DeepMinds New AI Initiative: Granting Robots an Inner Voice for Enhanced Learning

Google DeepMind is currently working on a system designed to provide AI agents with an «inner voice» to enhance their capacity to learn tasks and ultimately become «smarter.»

In its patent application, the lab outlined a method referred to as «Intra-Agent Speech for Task Learning Facilitation,» where robots observe tasks through images or videos and subsequently generate natural language descriptions of them.

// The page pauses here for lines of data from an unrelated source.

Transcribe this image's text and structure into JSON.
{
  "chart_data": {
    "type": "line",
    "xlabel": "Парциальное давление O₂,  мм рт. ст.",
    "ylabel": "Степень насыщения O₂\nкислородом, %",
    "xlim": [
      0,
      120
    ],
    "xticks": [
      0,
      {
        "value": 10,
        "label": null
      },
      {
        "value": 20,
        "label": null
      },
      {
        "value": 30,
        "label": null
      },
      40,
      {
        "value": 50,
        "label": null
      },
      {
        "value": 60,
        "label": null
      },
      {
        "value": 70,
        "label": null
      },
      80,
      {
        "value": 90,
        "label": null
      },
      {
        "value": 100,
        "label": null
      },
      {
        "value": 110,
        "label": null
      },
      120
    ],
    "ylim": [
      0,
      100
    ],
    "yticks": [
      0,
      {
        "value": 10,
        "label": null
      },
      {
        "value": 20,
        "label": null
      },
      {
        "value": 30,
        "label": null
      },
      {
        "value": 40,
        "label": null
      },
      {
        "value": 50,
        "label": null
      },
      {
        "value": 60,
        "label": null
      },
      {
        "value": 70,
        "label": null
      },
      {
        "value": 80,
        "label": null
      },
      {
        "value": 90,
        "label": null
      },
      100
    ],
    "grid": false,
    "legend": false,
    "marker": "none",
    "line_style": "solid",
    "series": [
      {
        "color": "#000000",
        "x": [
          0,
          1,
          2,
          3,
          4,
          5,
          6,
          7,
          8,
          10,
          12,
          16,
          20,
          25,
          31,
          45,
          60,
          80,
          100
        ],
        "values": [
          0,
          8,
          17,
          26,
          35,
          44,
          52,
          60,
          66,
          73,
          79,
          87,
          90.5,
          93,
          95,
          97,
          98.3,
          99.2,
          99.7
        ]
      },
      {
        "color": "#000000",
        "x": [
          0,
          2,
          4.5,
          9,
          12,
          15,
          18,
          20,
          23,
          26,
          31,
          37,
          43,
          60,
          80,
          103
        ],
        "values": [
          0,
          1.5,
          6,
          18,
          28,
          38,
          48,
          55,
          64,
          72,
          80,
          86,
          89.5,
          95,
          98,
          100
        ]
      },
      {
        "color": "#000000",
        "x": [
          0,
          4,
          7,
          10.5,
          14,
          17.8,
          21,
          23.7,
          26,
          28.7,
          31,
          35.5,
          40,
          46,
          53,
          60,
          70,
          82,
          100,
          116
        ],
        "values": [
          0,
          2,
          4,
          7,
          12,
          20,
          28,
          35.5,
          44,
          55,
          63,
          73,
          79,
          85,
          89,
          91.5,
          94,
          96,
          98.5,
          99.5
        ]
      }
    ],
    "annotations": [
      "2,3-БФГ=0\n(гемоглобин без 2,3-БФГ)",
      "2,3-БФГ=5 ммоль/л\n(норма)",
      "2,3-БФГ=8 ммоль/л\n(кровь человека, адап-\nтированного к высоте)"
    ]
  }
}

According to the researchers, this «internal monologue» helps establish connections between visual inputs and actions, enabling agents to understand and engage with unfamiliar objects without prior training while also reducing memory and computational overhead.

For instance, a robot may view footage of someone lifting a cup while internally processing the phrase «a person lifts a cup.» This would enable the agent to «recall» the appropriate actions to take when encountering similar objects. Consequently, the robot would be able to make more informed decisions and adapt more effectively to new situations in dynamic real-world environments.

This technique supports what is known as «zero-shot learning,» meaning that the robot can handle tasks involving unfamiliar objects without any pre-training. DeepMind emphasizes that this approach will lower the memory and computational power requirements traditionally needed for training robotic systems.

The initiative is part of DeepMind’s broader efforts in the field of robotics. In June, the company unveiled «Gemini Robotics On-Device,» designed to function without cloud access. Google claims that this compact model is efficient enough to operate directly within robots.

Gemini Robotics On-Device is a variant of the Gemini Robotics Vision-Language model, tailored for use with robots and offline operations. Developed for delay-sensitive or autonomous environments, it runs locally, enabling robots to respond quickly to changing conditions while maintaining data privacy.

The system can perform tasks out of the box and adapt to new ones with just 50 to 100 demonstrations. Google developers present it as a «foundation model.» Initially trained on Google’s ALOHA robot, the AI has been adapted to other robots, including Apptronik’s humanoid Apollo and the Franka FR3. The model can execute complex actions such as folding clothes or unzipping bags.

Developers can customize the model by remotely controlling the robot to explore new tasks. It supports multi-joint dynamics simulation with a physics engine such as Contact and can be deployed in physical environments. However, unlike its hybrid counterpart, the on-device version does not feature built-in semantic safety systems. Google advises developers to implement their own security protocols and has currently restricted access to the AI in order to assess real-world safety risks.